Another report published in September 2016 is the Marsh report on global loss trends and the causes of power generation claims. Again I had expected cyber to play a part in the figures, particularly as many power generators and utility service providers use the internet of things to control various elements of their operation, but not so. The top line figures are as follows: Equipment failure 42%, Human Error 30%, Other 28% and Malicious Actions 0%.

I am not trying to say that the threat of cyber-attack has gone away, on the contrary, it remains a constant, viable, top level threat to us all. Our IT strategy no doubt takes these threats into consideration and provides appropriate counter measures.

However, I did wonder if this breakdown of statistics would be true of other businesses and service delivery operations that had suffered outages. If so, then that knowledge could provide an early opportunity to mitigate against some of the 70% of potential service interruptions that are caused by equipment failure. At the same time adding resilience to the organisation and inform both the BIA and the BC plan.

This process could amount to simple actions such as regular servicing for equipment, phased transition into and out of service, early sourcing of long lead in equipment and regular reviews of capability and load sharing. Not the answer in every case, but an area that is worth visiting.  I am aware that many companies like to “sweat the assets”, and so may not see this as a viable proposition. To counter that notion, I suggest that a reduction in equipment failure by a few percentage points would translate into larger savings and less downtime over the long term.

In the same way, whilst it is impossible to eliminate all mistakes, human error can be reduced by timely, adequate and regular training. Again, looking for a reduction of outages caused by human interaction by a few percentage points can only be good for the business income generation and service delivery.

The process that I am describing here does not just apply to the subjects mentioned in the reports, it is an approach to take across all BC activities, and is particularly useful when looking for mitigations to risk in the BIA.

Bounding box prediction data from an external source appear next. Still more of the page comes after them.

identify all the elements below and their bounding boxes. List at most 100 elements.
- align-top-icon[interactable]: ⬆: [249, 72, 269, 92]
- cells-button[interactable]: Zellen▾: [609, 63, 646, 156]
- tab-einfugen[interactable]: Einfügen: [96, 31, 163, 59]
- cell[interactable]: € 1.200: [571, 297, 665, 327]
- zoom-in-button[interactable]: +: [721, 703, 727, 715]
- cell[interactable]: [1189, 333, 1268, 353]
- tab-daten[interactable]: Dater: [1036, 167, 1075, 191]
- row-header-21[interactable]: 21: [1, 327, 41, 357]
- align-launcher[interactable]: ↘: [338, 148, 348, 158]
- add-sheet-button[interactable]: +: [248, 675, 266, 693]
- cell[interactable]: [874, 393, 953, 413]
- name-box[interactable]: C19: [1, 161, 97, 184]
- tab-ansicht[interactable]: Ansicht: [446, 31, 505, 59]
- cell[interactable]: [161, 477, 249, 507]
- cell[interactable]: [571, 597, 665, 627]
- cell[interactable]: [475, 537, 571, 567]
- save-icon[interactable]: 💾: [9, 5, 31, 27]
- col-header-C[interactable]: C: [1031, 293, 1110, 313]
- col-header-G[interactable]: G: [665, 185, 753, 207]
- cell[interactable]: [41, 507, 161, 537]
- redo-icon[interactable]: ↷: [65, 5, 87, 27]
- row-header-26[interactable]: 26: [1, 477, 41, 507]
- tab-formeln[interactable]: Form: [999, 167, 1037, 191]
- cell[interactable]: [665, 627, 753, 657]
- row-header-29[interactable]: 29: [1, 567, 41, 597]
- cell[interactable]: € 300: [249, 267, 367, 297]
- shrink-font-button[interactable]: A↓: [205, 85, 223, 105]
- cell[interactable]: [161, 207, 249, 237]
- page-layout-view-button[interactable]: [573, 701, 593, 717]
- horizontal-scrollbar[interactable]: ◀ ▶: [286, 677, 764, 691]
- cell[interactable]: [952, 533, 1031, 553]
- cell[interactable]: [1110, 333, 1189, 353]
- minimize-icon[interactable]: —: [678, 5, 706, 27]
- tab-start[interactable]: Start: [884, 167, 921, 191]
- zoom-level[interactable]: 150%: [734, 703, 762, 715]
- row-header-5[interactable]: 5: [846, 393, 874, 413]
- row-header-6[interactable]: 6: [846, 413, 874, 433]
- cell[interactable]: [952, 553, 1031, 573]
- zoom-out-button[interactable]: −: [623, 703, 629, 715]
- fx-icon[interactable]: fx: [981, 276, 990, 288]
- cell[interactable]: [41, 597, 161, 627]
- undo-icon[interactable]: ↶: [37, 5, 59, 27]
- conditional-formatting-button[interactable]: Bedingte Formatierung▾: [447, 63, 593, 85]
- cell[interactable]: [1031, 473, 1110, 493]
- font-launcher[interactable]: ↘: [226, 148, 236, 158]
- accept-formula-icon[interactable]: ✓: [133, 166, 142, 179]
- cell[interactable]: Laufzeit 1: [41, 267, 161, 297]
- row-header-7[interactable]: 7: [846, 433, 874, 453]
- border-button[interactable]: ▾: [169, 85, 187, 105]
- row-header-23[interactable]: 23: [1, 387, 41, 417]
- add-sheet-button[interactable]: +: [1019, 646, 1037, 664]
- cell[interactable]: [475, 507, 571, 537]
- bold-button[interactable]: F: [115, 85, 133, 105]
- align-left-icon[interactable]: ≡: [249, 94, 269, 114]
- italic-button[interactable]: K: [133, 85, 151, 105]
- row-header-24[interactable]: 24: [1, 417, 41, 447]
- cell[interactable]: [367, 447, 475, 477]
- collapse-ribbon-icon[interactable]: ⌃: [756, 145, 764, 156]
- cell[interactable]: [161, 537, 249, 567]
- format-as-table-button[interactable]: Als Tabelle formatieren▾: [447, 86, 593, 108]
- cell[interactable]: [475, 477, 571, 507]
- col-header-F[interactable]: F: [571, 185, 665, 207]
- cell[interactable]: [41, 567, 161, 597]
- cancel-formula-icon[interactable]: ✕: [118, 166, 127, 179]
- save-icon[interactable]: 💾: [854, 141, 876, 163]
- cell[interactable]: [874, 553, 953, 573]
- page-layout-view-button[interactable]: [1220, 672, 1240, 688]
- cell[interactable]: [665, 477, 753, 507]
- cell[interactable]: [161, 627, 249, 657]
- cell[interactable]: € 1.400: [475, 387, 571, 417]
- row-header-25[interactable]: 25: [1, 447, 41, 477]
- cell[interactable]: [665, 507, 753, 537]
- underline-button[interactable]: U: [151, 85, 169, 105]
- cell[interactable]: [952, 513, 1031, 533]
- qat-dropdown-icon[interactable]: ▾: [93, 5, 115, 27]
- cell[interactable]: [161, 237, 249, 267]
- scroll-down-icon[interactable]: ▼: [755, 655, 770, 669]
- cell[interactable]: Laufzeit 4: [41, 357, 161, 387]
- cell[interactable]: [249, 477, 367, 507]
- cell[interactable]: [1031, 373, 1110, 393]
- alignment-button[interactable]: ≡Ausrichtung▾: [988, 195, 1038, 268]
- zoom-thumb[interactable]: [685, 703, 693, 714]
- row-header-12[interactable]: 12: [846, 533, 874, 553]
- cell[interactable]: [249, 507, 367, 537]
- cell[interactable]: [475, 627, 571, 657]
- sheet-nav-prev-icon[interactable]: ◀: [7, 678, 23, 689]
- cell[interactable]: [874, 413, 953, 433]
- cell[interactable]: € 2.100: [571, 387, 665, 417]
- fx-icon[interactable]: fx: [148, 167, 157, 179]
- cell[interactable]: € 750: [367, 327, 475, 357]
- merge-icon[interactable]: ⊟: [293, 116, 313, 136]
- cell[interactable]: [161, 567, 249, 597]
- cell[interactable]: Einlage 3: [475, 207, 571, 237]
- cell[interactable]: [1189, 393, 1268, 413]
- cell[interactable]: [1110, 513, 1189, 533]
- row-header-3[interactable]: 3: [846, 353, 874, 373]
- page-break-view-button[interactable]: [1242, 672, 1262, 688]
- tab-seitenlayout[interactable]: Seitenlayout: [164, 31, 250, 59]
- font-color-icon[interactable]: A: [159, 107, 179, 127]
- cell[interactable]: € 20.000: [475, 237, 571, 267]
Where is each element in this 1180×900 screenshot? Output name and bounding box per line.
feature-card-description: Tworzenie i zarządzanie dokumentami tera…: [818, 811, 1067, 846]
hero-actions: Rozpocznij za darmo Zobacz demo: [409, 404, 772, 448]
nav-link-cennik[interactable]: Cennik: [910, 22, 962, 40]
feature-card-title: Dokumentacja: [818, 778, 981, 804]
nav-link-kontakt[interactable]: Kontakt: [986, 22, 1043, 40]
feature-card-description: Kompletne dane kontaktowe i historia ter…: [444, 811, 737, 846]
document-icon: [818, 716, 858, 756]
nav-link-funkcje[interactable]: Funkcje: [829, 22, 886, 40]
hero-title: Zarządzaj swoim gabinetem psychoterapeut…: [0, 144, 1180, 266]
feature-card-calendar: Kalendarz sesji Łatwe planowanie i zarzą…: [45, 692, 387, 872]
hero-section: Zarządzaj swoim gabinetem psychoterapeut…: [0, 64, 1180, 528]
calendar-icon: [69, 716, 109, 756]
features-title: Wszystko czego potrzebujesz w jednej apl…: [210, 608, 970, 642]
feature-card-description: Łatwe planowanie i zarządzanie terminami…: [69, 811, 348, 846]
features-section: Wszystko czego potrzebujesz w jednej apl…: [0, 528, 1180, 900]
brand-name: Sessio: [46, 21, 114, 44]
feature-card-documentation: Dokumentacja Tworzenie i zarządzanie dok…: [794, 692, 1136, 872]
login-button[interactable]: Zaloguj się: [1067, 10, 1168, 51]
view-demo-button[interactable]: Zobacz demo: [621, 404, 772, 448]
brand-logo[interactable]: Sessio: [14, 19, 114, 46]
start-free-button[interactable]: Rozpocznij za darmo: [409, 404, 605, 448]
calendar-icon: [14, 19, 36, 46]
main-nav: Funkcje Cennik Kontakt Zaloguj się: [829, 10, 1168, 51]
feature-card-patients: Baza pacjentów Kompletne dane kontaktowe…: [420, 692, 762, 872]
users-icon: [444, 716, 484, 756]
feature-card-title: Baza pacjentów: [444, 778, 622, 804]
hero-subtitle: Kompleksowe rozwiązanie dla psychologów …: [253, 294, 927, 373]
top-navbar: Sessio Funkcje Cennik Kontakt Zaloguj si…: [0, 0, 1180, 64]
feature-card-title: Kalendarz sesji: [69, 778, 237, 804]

Dave Brailsford, the Team Sky cycling general manager and performance director in 2010 described it as the “aggregation of marginal gains.” He says it is “the 1 percent margin for improvement in everything you do.” He believes that if you can improve every area related to your work, in his case cycling, by 1%, then those small gains would add up to a remarkable improvement. You only have to look at the record of Team Sky for conformation.

If your organisation collects this type of data, I would commend you to examine it, and look to mine it for this small data. You only need a 1% improvement here and there to produce benefits.